The street painting, called “Berxwedan (Resistance),” was completed on Friday in London, the United Kingdom.
The work shows about a dozen Kurdish women, young and old, standing in front of a tank, presumably belonging to the Turkish army. With fists raised to the air, the women in the painting hold their ground against the attack.
Above the image are the words: “Resistance is Life!”
The Turkish incursion in northern Syria began on Oct. 9. The offensive has left at least 235 people dead and displaced over 300,000 others, according to Syrian Kurdish officials.
A controversial 120-hour US-brokered ceasefire, which began on Friday, has temporarily paused heavy clashes.

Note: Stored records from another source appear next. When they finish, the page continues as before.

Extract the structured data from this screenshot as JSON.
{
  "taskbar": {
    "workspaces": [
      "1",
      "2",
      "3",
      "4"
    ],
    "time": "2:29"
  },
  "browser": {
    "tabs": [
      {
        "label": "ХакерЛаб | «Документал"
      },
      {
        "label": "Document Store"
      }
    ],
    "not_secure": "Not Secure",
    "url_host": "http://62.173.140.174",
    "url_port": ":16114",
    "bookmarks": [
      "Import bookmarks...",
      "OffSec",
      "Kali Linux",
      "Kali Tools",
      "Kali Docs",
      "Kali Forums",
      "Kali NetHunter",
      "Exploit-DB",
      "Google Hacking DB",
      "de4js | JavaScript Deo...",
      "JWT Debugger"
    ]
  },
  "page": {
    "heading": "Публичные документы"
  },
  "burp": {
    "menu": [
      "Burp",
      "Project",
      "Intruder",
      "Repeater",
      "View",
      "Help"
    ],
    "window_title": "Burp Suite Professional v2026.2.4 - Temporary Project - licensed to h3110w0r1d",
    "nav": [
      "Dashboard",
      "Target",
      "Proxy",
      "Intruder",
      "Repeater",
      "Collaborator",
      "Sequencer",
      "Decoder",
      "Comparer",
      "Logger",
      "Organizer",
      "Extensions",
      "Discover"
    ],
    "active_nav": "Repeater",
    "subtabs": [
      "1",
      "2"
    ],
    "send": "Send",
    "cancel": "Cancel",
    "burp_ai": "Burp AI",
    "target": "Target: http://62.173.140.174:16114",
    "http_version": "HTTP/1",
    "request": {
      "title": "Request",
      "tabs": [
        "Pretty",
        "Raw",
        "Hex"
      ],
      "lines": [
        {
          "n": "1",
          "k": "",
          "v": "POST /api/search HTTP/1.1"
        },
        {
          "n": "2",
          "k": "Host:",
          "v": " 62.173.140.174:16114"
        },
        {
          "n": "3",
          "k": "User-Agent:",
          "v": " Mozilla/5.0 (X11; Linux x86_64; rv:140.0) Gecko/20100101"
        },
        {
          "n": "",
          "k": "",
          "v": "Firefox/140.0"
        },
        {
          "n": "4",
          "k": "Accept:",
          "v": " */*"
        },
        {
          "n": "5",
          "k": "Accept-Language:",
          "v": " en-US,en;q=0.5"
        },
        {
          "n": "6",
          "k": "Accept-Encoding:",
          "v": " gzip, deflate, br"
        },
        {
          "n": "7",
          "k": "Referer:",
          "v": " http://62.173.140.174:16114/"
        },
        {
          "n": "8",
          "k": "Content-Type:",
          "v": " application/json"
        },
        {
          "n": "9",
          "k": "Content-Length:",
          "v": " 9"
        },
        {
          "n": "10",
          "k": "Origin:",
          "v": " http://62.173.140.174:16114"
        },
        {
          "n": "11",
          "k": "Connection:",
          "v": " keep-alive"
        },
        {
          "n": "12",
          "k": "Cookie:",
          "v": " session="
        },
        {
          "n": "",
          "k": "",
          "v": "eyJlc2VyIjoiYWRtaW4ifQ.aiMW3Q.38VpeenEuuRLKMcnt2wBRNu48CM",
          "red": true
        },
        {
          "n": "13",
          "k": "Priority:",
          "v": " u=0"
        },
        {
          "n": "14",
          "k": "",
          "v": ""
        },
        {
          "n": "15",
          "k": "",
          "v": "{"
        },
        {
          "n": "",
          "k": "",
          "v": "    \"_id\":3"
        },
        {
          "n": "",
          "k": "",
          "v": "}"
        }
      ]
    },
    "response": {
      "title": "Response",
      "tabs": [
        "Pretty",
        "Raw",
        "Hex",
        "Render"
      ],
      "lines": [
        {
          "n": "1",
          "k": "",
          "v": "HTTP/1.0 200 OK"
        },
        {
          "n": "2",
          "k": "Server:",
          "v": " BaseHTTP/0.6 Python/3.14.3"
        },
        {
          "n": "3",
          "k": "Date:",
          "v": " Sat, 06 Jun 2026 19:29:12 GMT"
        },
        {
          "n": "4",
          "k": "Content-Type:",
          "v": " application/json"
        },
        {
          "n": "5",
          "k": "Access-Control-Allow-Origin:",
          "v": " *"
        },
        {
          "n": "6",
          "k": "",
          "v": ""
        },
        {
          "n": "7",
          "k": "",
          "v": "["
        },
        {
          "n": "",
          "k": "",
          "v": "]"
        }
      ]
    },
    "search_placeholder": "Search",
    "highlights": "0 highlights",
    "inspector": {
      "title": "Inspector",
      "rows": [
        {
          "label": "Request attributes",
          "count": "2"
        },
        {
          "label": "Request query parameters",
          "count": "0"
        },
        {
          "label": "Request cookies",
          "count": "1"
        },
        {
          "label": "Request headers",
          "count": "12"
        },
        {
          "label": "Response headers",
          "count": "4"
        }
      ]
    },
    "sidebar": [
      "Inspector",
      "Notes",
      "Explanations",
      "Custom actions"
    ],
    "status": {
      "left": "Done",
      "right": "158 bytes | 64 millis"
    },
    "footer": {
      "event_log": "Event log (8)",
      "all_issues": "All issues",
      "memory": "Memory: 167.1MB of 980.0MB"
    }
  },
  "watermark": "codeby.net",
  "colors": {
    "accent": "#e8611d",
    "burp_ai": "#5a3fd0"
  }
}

Related Article: US announces northeast Syria ceasefire, but many questions remain
In February, Dogan was released from a Turkish prison after serving almost 20 months in jail for a painting the Turkish government deemed “terrorist propaganda.”
She was sentenced to two years, nine months, and 22 days on March 24, 2017, over a painting depicting the destruction in the town of Nusaybin in the Kurdish province of Mardin in Turkey, which remained under an on-and-off curfew for months in 2016.
Turkish soldiers and army vehicles seen in front of a destroyed neighborhood where they hung Turkish flags on demolished houses, 2016. (Photo: Social media)
Dogan's depiction based on a photograph of destruction in the Kurdish town of Nusaybin. (Photo: Zehra Dogan)
The courts deemed the artwork as “terrorist propaganda” for the banned Kurdistan Workers’ Party (PKK), whose fighters lead a guerrilla warfare against Ankara.
“They asked me, ‘Why did you depict the Turkish flag on these destroyed buildings?’ and sentenced me to two years and 10 months. Whereas, they are the ones who took the photograph. I only painted it,” Dogan tweeted after the court ruling.